Еще не кончилось последнее действие, как сопровождавший делегацию сотрудник Наркоминдела сказал, что господина премьер-министра ожидает товарищ Сталин в Кремле.
На этот раз Сталин принял Петру Грозу в своей кремлевской квартире. Грозу удивила простота обстановки, сводчатые белые потолки, ничего от роскоши, среди которой он привык видеть людей своего круга. Подали крепкий кофе, в хрустальные рюмки налили коньяк, и они остались одни.
— Мне хотелось бы продолжить с вами, господин Гроза, вчерашний разговор о коллективизации…
Слова эти зазвучали по-немецки[59]. Наступила короткая пауза. Потом Сталин продолжил:
— Мне показалось, что осталось что-то недосказанное.
— Я объяснил объективное положение дел.
Сталин как будто не слышал его и продолжал:
— Вы совершенно правильно понимаете — надо дать крестьянину возможность убедиться, насколько трудно обрабатывать землю в одиночку. И тогда он поймет. С коллективизацией, с организацией совхозов торопиться не следует. У вас какая оснащенность сельского хозяйства техникой?
— Один трактор на две с половиной тысячи гектаров пахоты. Причем какие это тракторы… Основная тягловая сила в деревне — лошадь, их тоже мало, пашут на коровах…
— Ильич говорил о ста тысячах тракторов, чтоб крестьянин голосовал за коммунию… Вам нужно будет построить большой тракторный завод.
— Мы уже говорили об этом… У нас в Брашове был завод для строительства «мессершмиттов».
— Вот там бы и построить тракторный. Гитлер и Антонеску заставляли народ строить «мессершмитты». Мы вам поможем строить тракторы. Специалистами поможем, документацией. У нас два крупнейших тракторных завода разрушены полностью — Харьковский и Сталинградский… Но многие специалисты уцелели. В тылу. И демобилизованные сейчас возвращаются. Так что будем строить тракторы.
Сталин отпил кофе, встал, прошелся по комнате. Спросил:
— А Брашов недалеко ведь от Девы — от вашего родного города?
— Не очень далеко, — ответил Гроза, польщенный тем, что Сталин и о Деве знает.
— А как объясняется у вас название этого города?
— Дева была дочерью одного из богов древних даков.
— Да?! — удивился Сталин. — Ив русском языке есть такое слово. Интересно, какова история этих слов…
— Чего только не узнаешь, углубляясь в историю, генералиссимус.

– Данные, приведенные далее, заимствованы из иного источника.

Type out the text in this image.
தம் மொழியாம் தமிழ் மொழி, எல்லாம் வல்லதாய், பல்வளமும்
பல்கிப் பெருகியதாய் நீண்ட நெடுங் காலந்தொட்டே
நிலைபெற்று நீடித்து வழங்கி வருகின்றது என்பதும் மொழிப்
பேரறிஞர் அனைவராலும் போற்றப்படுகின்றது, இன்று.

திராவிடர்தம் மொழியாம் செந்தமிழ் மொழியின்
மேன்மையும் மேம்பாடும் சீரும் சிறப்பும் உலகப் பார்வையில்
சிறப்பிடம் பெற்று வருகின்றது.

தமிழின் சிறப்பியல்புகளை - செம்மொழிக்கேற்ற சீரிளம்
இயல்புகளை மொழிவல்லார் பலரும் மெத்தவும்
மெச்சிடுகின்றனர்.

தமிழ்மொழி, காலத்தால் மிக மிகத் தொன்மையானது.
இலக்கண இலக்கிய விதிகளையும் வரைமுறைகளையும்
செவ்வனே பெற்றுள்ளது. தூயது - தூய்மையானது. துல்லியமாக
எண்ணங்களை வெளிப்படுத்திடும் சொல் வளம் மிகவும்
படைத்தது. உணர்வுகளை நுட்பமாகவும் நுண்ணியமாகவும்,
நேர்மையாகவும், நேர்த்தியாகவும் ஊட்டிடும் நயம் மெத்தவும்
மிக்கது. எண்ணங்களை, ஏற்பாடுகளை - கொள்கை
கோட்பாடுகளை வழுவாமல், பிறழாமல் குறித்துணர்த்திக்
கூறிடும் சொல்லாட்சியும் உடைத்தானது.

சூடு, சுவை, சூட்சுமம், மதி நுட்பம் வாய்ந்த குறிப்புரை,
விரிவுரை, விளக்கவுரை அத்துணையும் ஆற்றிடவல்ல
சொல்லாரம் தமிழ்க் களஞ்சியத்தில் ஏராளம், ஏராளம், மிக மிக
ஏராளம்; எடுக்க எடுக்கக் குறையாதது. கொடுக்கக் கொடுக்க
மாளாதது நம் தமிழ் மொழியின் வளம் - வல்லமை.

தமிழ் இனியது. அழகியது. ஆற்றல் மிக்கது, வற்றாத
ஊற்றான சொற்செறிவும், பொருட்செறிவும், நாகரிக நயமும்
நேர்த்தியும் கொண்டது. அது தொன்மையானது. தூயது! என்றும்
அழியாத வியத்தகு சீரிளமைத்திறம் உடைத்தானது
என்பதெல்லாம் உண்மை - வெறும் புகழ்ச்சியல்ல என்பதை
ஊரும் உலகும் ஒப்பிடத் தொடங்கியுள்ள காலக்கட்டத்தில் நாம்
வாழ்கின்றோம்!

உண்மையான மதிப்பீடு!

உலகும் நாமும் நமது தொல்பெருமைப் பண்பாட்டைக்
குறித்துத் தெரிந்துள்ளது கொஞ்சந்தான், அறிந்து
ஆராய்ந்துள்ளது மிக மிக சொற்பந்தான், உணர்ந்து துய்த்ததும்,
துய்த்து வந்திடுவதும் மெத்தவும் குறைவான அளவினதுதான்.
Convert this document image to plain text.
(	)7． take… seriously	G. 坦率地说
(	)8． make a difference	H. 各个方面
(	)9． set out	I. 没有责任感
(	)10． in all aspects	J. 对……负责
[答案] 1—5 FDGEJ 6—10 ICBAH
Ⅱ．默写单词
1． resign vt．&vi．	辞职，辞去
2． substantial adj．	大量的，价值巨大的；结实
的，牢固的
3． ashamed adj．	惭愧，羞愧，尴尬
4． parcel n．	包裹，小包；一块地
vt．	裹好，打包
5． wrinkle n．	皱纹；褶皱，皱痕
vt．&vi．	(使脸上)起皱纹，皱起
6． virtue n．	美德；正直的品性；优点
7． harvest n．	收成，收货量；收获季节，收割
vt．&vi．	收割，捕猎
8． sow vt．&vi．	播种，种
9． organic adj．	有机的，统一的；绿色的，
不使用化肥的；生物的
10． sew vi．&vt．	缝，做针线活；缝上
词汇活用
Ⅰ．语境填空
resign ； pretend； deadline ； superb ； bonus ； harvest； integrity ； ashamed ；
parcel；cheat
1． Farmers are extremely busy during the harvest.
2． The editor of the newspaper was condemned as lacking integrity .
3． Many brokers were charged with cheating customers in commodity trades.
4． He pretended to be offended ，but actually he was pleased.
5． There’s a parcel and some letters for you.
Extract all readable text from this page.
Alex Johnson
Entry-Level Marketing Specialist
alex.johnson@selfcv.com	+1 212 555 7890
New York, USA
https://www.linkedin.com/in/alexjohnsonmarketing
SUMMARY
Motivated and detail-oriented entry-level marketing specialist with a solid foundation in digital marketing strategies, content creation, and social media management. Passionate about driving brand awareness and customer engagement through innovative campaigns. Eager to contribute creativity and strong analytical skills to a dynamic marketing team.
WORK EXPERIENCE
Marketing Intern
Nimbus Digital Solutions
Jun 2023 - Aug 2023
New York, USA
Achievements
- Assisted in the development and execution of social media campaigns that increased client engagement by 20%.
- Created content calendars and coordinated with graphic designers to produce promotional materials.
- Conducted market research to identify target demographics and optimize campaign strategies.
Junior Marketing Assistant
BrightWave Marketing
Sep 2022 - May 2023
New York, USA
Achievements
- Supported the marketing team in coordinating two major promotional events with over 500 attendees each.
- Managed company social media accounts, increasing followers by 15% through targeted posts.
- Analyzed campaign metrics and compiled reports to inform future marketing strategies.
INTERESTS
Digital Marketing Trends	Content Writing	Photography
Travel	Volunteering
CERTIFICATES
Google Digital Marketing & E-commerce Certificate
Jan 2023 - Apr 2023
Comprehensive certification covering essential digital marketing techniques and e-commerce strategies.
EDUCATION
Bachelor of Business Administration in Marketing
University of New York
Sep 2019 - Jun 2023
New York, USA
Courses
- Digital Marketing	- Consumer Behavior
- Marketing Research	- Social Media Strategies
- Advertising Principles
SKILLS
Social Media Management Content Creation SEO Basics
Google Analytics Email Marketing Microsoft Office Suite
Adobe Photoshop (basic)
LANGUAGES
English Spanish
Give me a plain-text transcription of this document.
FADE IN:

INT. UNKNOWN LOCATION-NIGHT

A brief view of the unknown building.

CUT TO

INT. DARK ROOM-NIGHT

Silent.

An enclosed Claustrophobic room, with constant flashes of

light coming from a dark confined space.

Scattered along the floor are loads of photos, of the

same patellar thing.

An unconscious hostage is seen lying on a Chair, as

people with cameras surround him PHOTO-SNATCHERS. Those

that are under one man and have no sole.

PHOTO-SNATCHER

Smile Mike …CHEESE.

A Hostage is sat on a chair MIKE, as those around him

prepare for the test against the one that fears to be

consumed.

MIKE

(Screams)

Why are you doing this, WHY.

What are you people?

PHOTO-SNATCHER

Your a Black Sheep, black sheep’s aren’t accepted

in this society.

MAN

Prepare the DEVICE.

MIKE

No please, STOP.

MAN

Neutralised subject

Сталин молча прохаживался по просторной комнате. Толстые стены, двойные окна и сводчатый потолок охраняли ее от всех уличных звуков, и Гроза слышал ровное дыхание медленно шагавшего человека.
Бушевали на планете политические страсти, подсчитывались потери в только что отгремевшей войне, определялись понесенные убытки и суммы репарационных платежей. Шла подготовка к Нюрнбергскому процессу. Высший народный трибунал Румынии готовил «Процесс великого национального предательства». Гитлеровские палачи и их союзник Антонеску ждали в тюремных камерах часа возмездия. А в тайных канцеляриях иных военных ведомств уже подсчитывали, сколько нужно подготовить ядерных зарядов для уничтожения Советского Союза. В тихой кремлевской квартире Сталина шел разговор в ту ночь и об этом.
Когда Петру Гроза вышел от Сталина, на улице было уже светло.
Раздался звон. Гроза остановился — куранты Кремля пробили без четверти шесть.